GST to foreign firms will help level playing field, says Matta president

By FARA AISYAH / Pic By MUHD AMIN NAHARUL

The Malaysian Association of Tour and Travel Agents (Matta) said the Royal Malaysian Customs Department’s move to collect the Goods and Services Tax (GST) from foreign online travel booking engines will help level the playing field with local operators.

“Today, giant online travel agents (OTAs) operating in cyberspace are raking in billions of ringgit in the country without paying corporate tax or GST,” Matta president Datuk Tan Kok Liang said in a statement last Friday.

Tan said licensed travel agents in Malaysia which are subject to regulations under the tour operating/travel agency business (TOBTAB) also have to comply with various laws introduced by a host of government ministries.

The costs are higher for them, with GST and net profits lowered after paying corporate tax, while online travel agents are having a field day.

“But as long as the Malaysian Communications and Multimedia Commission is not shutting down unlicensed online travel agents, and foreign companies refuse to register with the Companies Commission of Malaysia, no corporate tax would be paid to the Inland Revenue Board by giant OTAs.

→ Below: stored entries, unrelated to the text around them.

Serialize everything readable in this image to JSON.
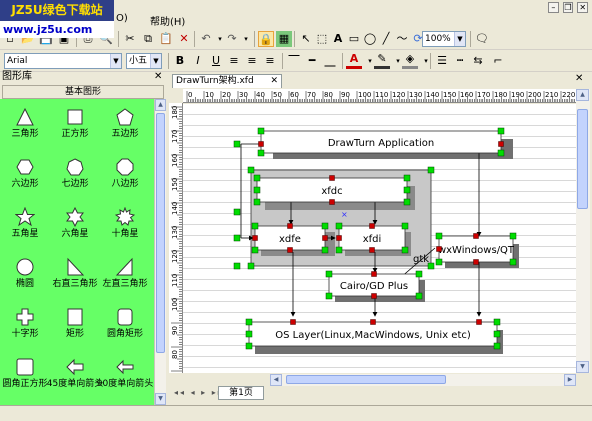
{
  "watermark": {
    "line1": "JZ5U绿色下载站",
    "line2": "www.jz5u.com"
  },
  "menubar": {
    "items": [
      {
        "label": "O)"
      },
      {
        "label": "帮助(H)"
      }
    ]
  },
  "format_toolbar": {
    "font_name": "Arial",
    "font_size": "小五",
    "zoom": "100%",
    "bold": "B",
    "italic": "I",
    "underline": "U",
    "font_color_letter": "A"
  },
  "library": {
    "title": "图形库",
    "category": "基本图形",
    "shapes": [
      {
        "label": "三角形",
        "icon": "triangle-icon"
      },
      {
        "label": "正方形",
        "icon": "square-icon"
      },
      {
        "label": "五边形",
        "icon": "pentagon-icon"
      },
      {
        "label": "六边形",
        "icon": "hexagon-icon"
      },
      {
        "label": "七边形",
        "icon": "heptagon-icon"
      },
      {
        "label": "八边形",
        "icon": "octagon-icon"
      },
      {
        "label": "五角星",
        "icon": "star5-icon"
      },
      {
        "label": "六角星",
        "icon": "star6-icon"
      },
      {
        "label": "十角星",
        "icon": "star10-icon"
      },
      {
        "label": "椭圆",
        "icon": "ellipse-icon"
      },
      {
        "label": "右直三角形",
        "icon": "right-triangle-left-icon"
      },
      {
        "label": "左直三角形",
        "icon": "right-triangle-right-icon"
      },
      {
        "label": "十字形",
        "icon": "cross-icon"
      },
      {
        "label": "矩形",
        "icon": "rectangle-icon"
      },
      {
        "label": "圆角矩形",
        "icon": "rounded-rectangle-icon"
      },
      {
        "label": "圆角正方形",
        "icon": "rounded-square-icon"
      },
      {
        "label": "45度单向箭头",
        "icon": "arrow45-icon"
      },
      {
        "label": "90度单向箭头",
        "icon": "arrow90-icon"
      }
    ]
  },
  "document": {
    "tab_label": "DrawTurn架构.xfd",
    "page_tab": "第1页",
    "hruler_ticks": [
      "0",
      "10",
      "20",
      "30",
      "40",
      "50",
      "60",
      "70",
      "80",
      "90",
      "100",
      "110",
      "120",
      "130",
      "140",
      "150",
      "160",
      "170",
      "180",
      "190",
      "200",
      "210",
      "220"
    ],
    "vruler_ticks": [
      "180",
      "170",
      "160",
      "150",
      "140",
      "130",
      "120",
      "110",
      "100",
      "90",
      "80",
      "70"
    ]
  },
  "diagram": {
    "nodes": {
      "app": "DrawTurn Application",
      "xfdc": "xfdc",
      "xdfe": "xdfe",
      "xfdi": "xfdi",
      "xgwtk": "gtk",
      "wx": "wxWindows/QT",
      "cairo": "Cairo/GD Plus",
      "os": "OS Layer(Linux,MacWindows, Unix etc)"
    }
  },
  "colors": {
    "library_bg": "#66ff66",
    "handle_fill": "#00dd00",
    "connector_fill": "#cc0000",
    "node_shadow": "#707070",
    "selection_border": "#00aa00"
  }
}
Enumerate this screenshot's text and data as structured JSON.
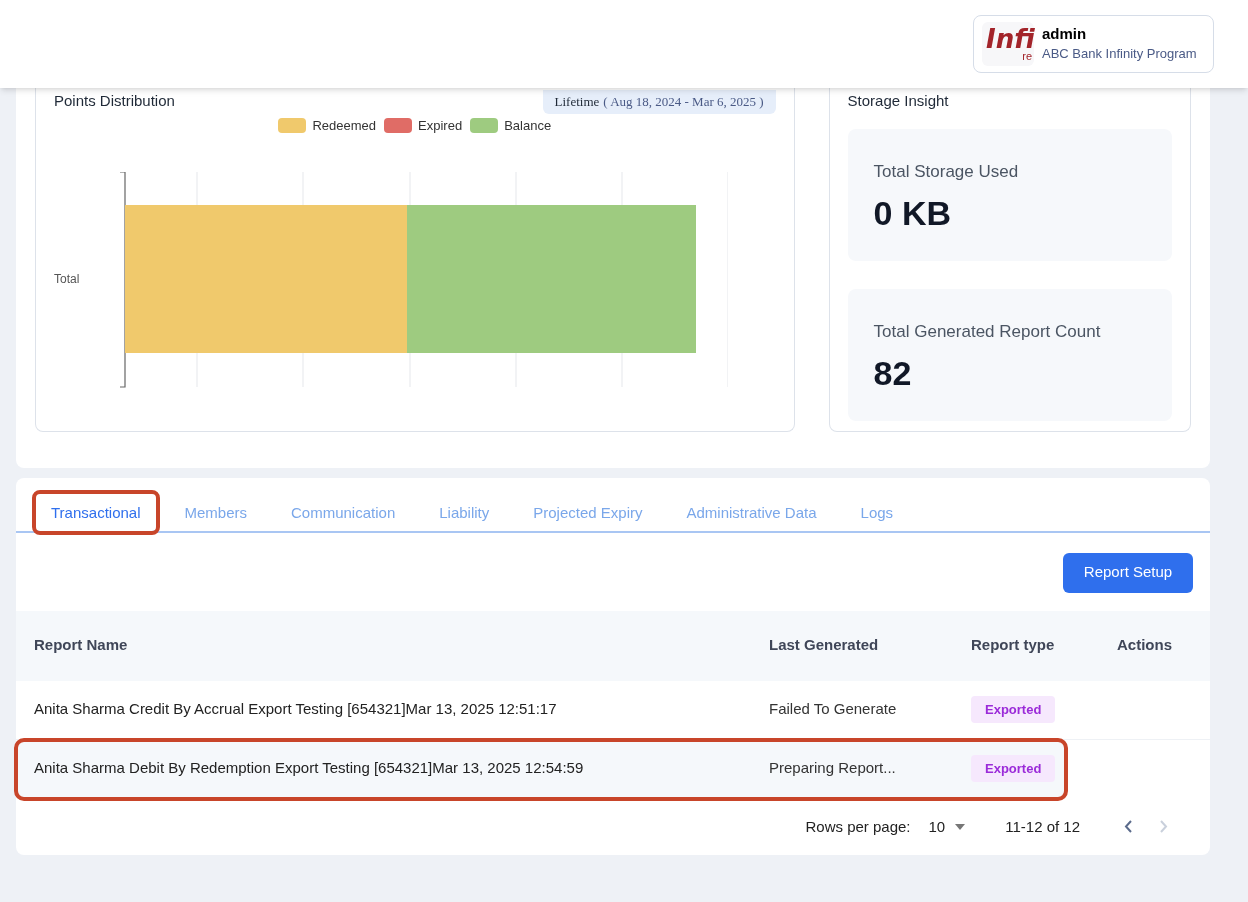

“As such, the GST to be collected from them is significant for both the government and travel industry, as it would make the playing field a little bit more even instead of lopsided,” Tan said.

To empower the travel sector, Tan suggested for the government incentives for online marketing and promotions, and double deductions for e-commerce websites for inbound operators would be given, to help local industry players to be more competitive.

He said the profits would be ploughed back to the government in the form of corporate tax, on top of the GST.

The Malaysian Reserve recently reported that the government will table amendments to the GST Act, which will enable authorities to collect “a few billion ringgit” in taxes from foreign digital platforms that are providing services in the country.

Customs DG Datuk Seri Subromaniam Tholasy said the amendments to the GST Act are expected to be tabled during the Dewan Rakyat sitting in October.

“One of the requirements is for our tax laws to have permanent establishment clause,” he told reporters on the sidelines of GST Conference 2017 in Kuala Lumpur last month.

Subromaniam said foreign digital companies with supply base or permanent establishment in Malaysia will be subject to GST after the amendments.